Running a large number of small jobs in Windows, in parallel, with timeout capability

1

I need to process >50,000 files using a third-party .exe command-line application. The application takes only one input file at a time, so I have to launch the application >50,000 times.

Each file (each job) usually takes about one second. However, sometimes the application hangs indefinitely.

I have written a Windows shell script that runs all the jobs serially, and checks every second to see whether the job is done. After 10 seconds, it kills the job and moves on to the next. However, it takes about 20 hours. I believe I can bring the total runtime down by a large amount if I run multiple jobs in parallel. The question is how?

In CMD I launch the task with Start, but there is no simple way to recover the process ID (PID) and therefore I cannot easily keep track of which instance has run for how long. I feel like I am trying to reinvent the umbrella. Any suggestions?

Mattia Landoni

Posted 2017-08-14T02:12:27.197

Reputation: 43

Questions seeking product, service, or learning material recommendations are off-topic because they become outdated quickly and attract opinion-based answers. Instead, describe your situation and the specific problem you're trying to solve. Share your research. – Xavierjazz – 2017-08-14T02:14:38.337

I have described my problem in detail in the post title and the first two paragraphs. The third paragraph talks about what I did. I changed the fourth paragraph but I don't know that the question is better now. – Mattia Landoni – 2017-08-14T02:20:14.483

Answers

0

Powershell is your friend.

https://serverfault.com/questions/626711/how-do-i-run-my-powershell-scripts-in-parallel-without-using-jobs asks something similar.

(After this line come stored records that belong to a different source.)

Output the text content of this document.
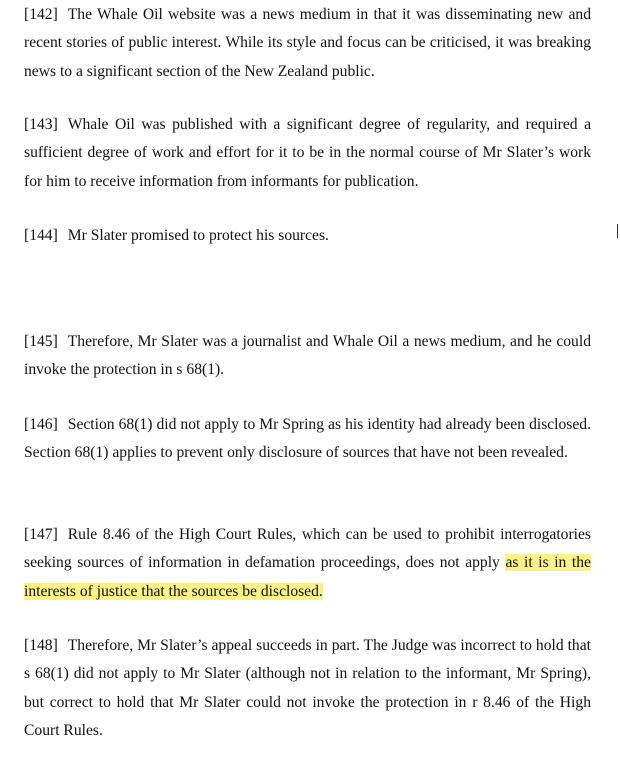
[142] The Whale Oil website was a news medium in that it was disseminating new and recent stories of public interest. While its style and focus can be criticised, it was breaking news to a significant section of the New Zealand public.

[143] Whale Oil was published with a significant degree of regularity, and required a sufficient degree of work and effort for it to be in the normal course of Mr Slater’s work for him to receive information from informants for publication.

[144] Mr Slater promised to protect his sources.

[145] Therefore, Mr Slater was a journalist and Whale Oil a news medium, and he could invoke the protection in s 68(1).

[146] Section 68(1) did not apply to Mr Spring as his identity had already been disclosed. Section 68(1) applies to prevent only disclosure of sources that have not been revealed.

[147] Rule 8.46 of the High Court Rules, which can be used to prohibit interrogatories seeking sources of information in defamation proceedings, does not apply as it is in the interests of justice that the sources be disclosed.

[148] Therefore, Mr Slater’s appeal succeeds in part. The Judge was incorrect to hold that s 68(1) did not apply to Mr Slater (although not in relation to the informant, Mr Spring), but correct to hold that Mr Slater could not invoke the protection in r 8.46 of the High Court Rules.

"Quick" and "robust" are of course subjective.

quadruplebucky

Posted 2017-08-14T02:12:27.197

Reputation: 521

1Thanks, Powershell is what I needed. I will add an answer below with the exact code I used, which I think is very reusable. I used the "Invoke-Parallel" tool mentioned in the answer you pointed to. – Mattia Landoni – 2017-08-14T20:05:14.387

I also removed "quick" and "robust" from the title. Thx – Mattia Landoni – 2017-08-14T20:16:13.357

2

Powershell did the trick, as indicated in quadruplebucky's answer. Here is the code I used. The second-last line (./xml2csv...) is the job itself. The rest of the script can be reused for any similar tasks.

# PARAMETERS
$root = 'D:\Ratings'
$folder = 'SP'

# Import Invoke-Parallel
 .".\Invoke-Parallel.ps1"

# Run in parallel
Get-ChildItem ".\$folder-xml" -Filter *.xml |
Invoke-Parallel -throttle 10 -runspaceTimeout 10 -ImportVariables `
  -ScriptBlock {
    $file = $_.BaseName
    echo $file
    cd $root
    (./xml2csv $folder-xml\$file.xml $folder-csv\$file.csv fields-$folder.txt -Q) | out-null
  }

Some notes:

  • The Invoke-Parallel function (aka cmdlet) can be downloaded here.
  • A runspace is what I would have called an "instance". -runspaceTimeout provides the maximum running time for each instance.
  • -throttle sets the maximum number of simultaneous running instances.

Mattia Landoni

Posted 2017-08-14T02:12:27.197

Reputation: 43